Мерриэл смотрит на меня.
— Когда я вернулся домой, кабинет был закрыт, — говорит он.
И вновь я пожимаю плечами.
— Не знаю, в чем дело! — отвечаю я, чуть не плача. — Может, я нечаянно задел снек.
Мерриэл выглядит озадаченным.
— Задел что?
— Это шотландское слою, — объясняю я с отчаянием в голосе. — Та-та-такая штучка на замке, которая, если ее опустить, его запирает, когда дверь захлопывается. Собственно, я уже собирался уходить, когда вы вернулись, и потому спрятался в шкафу, который в тренажерном зале. И слышал, как вы разговариваете с женой по телефону, мол, ждете приезда кого-то по имени не то Скай, не то Кайл, как-то так. Затем, пока вы принимали душ, я почти добрался до передней двери, но туг… тут… — здесь я кивком показываю на Кая, — вошел вот он; тогда я спрятался в раздевалке у входной двери. И когда он стал подниматься вверх по лестнице, я просто вышел, — Я делаю глубокий, судорожный вдох, меня бьет дрожь, — Вот и все. Правда и ничего, кроме правды.
Мистер Мерриэл поджимает губы. В течение нескольких секунд он смотрит на меня, и я, стиснув зубы, выдерживаю его взгляд. Тогда он кивает.
И тут я понимаю, что возник маленький шанс на спасение. А появился он оттого, что я осознал: в нашем с Селией заговоре, призванном обмануть мистера Мерриэла, удивительным образом обозначился третий сообщник, который станет нам помогать, — сам мистер Мерриэл.
На самом деле ему вовсе не хочется выяснить, что ему наставили рога. Он знает, что подозрительность проявлять следует — подозрительность как таковая разумна и обеспечивает безопасность; подозрительность неотделима от того образа жизни, который он ведет уже многие годы, она — часть избранной им профессии; и все же он вовсе не горит желанием обнаружить, что его жена с другим мужчиной одурачили его.

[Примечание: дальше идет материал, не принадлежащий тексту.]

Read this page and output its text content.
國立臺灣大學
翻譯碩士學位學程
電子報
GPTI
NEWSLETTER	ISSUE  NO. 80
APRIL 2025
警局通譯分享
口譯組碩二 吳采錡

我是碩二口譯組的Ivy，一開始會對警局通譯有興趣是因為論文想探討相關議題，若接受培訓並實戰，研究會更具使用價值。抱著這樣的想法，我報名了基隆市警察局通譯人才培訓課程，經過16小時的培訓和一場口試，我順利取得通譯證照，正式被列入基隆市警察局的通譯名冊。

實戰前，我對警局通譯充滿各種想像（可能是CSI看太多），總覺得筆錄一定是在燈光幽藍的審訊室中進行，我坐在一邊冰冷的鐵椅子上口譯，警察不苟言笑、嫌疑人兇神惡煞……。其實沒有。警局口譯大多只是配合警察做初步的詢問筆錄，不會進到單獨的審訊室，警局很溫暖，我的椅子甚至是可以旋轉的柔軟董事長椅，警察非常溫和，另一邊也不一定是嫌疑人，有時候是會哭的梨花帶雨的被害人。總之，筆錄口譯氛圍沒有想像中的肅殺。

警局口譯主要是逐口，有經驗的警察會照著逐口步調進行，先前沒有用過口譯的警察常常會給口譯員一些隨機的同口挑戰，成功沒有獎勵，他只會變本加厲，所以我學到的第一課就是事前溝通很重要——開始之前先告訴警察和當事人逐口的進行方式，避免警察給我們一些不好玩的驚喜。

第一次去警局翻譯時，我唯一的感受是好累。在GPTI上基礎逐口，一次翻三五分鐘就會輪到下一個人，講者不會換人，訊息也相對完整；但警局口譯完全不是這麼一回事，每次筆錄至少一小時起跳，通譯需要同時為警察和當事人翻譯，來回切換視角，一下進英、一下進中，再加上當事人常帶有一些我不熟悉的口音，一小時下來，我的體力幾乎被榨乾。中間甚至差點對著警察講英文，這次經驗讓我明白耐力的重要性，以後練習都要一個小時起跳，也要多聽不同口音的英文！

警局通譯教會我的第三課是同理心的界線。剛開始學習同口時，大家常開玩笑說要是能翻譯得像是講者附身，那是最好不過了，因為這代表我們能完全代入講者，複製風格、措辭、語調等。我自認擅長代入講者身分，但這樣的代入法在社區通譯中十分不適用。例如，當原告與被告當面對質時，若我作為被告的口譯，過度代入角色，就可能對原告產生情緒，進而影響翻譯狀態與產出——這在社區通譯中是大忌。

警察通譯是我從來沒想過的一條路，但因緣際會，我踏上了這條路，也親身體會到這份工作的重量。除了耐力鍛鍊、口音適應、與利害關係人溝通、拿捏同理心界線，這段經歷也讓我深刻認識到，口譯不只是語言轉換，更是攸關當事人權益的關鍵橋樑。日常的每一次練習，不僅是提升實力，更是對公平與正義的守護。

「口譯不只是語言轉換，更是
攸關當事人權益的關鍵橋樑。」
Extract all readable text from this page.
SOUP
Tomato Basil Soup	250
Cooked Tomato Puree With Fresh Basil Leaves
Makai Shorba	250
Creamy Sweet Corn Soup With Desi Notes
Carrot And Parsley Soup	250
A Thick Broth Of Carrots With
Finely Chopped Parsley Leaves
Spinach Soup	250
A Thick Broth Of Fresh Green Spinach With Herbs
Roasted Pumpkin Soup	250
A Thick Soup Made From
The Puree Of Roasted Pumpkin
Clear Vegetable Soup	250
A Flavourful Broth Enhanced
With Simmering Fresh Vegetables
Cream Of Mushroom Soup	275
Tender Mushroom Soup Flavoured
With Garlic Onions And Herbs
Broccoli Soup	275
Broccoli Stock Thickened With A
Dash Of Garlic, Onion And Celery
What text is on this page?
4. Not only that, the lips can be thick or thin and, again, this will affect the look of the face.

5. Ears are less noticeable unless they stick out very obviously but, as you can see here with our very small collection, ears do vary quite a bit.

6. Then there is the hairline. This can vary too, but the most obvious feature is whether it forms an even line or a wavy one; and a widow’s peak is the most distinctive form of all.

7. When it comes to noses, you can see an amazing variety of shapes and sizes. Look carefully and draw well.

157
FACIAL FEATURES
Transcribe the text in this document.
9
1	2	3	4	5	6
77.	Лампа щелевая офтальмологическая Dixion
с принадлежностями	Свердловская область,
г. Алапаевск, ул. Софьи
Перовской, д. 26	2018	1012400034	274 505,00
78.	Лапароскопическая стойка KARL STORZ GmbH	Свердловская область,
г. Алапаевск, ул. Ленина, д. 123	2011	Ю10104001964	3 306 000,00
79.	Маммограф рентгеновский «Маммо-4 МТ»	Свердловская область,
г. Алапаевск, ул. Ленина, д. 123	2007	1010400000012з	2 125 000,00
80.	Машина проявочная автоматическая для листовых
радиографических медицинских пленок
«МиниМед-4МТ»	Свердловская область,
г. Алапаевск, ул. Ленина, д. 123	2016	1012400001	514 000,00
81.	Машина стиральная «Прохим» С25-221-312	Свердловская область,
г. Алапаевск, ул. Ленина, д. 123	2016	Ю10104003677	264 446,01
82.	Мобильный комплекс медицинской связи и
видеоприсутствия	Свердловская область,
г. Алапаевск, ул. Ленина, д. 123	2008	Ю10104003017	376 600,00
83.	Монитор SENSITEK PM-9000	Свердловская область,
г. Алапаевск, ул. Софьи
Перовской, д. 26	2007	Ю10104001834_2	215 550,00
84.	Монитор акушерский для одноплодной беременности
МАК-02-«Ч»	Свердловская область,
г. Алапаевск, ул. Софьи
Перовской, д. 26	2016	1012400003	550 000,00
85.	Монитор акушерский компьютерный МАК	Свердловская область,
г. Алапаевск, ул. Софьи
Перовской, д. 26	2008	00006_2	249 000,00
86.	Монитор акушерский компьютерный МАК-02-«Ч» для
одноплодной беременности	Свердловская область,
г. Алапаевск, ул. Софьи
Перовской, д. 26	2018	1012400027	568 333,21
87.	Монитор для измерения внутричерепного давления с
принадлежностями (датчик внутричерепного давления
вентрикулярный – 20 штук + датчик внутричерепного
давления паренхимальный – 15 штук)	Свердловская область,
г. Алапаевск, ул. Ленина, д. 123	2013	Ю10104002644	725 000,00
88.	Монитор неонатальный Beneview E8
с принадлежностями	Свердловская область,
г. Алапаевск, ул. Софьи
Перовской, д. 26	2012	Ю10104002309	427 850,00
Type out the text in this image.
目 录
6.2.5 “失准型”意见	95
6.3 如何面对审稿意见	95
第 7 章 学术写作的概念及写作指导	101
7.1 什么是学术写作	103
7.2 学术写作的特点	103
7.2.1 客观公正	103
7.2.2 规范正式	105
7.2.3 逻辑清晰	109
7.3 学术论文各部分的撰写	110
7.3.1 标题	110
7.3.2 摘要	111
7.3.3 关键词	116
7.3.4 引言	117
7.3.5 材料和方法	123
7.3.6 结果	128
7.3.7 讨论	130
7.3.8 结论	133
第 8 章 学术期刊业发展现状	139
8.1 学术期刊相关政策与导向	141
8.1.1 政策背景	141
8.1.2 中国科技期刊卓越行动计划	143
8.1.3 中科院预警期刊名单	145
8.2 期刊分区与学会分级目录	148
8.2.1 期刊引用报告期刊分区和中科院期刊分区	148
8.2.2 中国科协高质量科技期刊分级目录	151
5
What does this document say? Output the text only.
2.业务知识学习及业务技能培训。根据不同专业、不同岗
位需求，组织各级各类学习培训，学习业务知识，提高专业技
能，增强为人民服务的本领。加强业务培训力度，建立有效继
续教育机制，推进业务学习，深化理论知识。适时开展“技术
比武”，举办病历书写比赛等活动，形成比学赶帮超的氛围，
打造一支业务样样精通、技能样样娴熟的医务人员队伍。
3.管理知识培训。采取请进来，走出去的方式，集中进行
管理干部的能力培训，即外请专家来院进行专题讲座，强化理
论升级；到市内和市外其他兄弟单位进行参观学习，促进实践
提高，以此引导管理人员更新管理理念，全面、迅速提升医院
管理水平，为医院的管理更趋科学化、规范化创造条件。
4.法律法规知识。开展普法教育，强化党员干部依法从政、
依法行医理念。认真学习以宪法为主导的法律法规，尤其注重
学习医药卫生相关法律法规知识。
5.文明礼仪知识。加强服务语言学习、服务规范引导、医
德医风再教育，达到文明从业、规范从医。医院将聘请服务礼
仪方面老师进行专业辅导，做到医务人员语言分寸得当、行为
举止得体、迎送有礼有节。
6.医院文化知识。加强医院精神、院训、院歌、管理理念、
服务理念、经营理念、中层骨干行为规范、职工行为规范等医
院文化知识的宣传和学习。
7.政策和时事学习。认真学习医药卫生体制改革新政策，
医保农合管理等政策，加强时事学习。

Он не зайдет чересчур далеко — лишь настолько, чтобы убедить себя: ничего особенного не случилось; он предпочтет остаться в рамках разумного, всего лишь постарается выяснить, в чем дело, — насколько того требует долг, не более; да, он должен развеять сомнения, но он не собирается усердствовать так, как если бы речь шла о денежном долге или об оскорблении, нанесенном другим гангстером.
Его собственная гордость заставляет его встать на нашу с Селией сторону: никому из нас не хочется, чтобы он узнал всю правду.
Мерриэл издает хмыкающий звук, который при известном воображении можно принять за смех, слезает с крыла «бентли» и медленно идет ко мне, сложив ладони под подбородком, словно для молитвы. Останавливается и смотрит на Селию.
— Видимо, последней из дома выходила Мария, — говорит он, — Думаю, нам придется нанять новую горничную.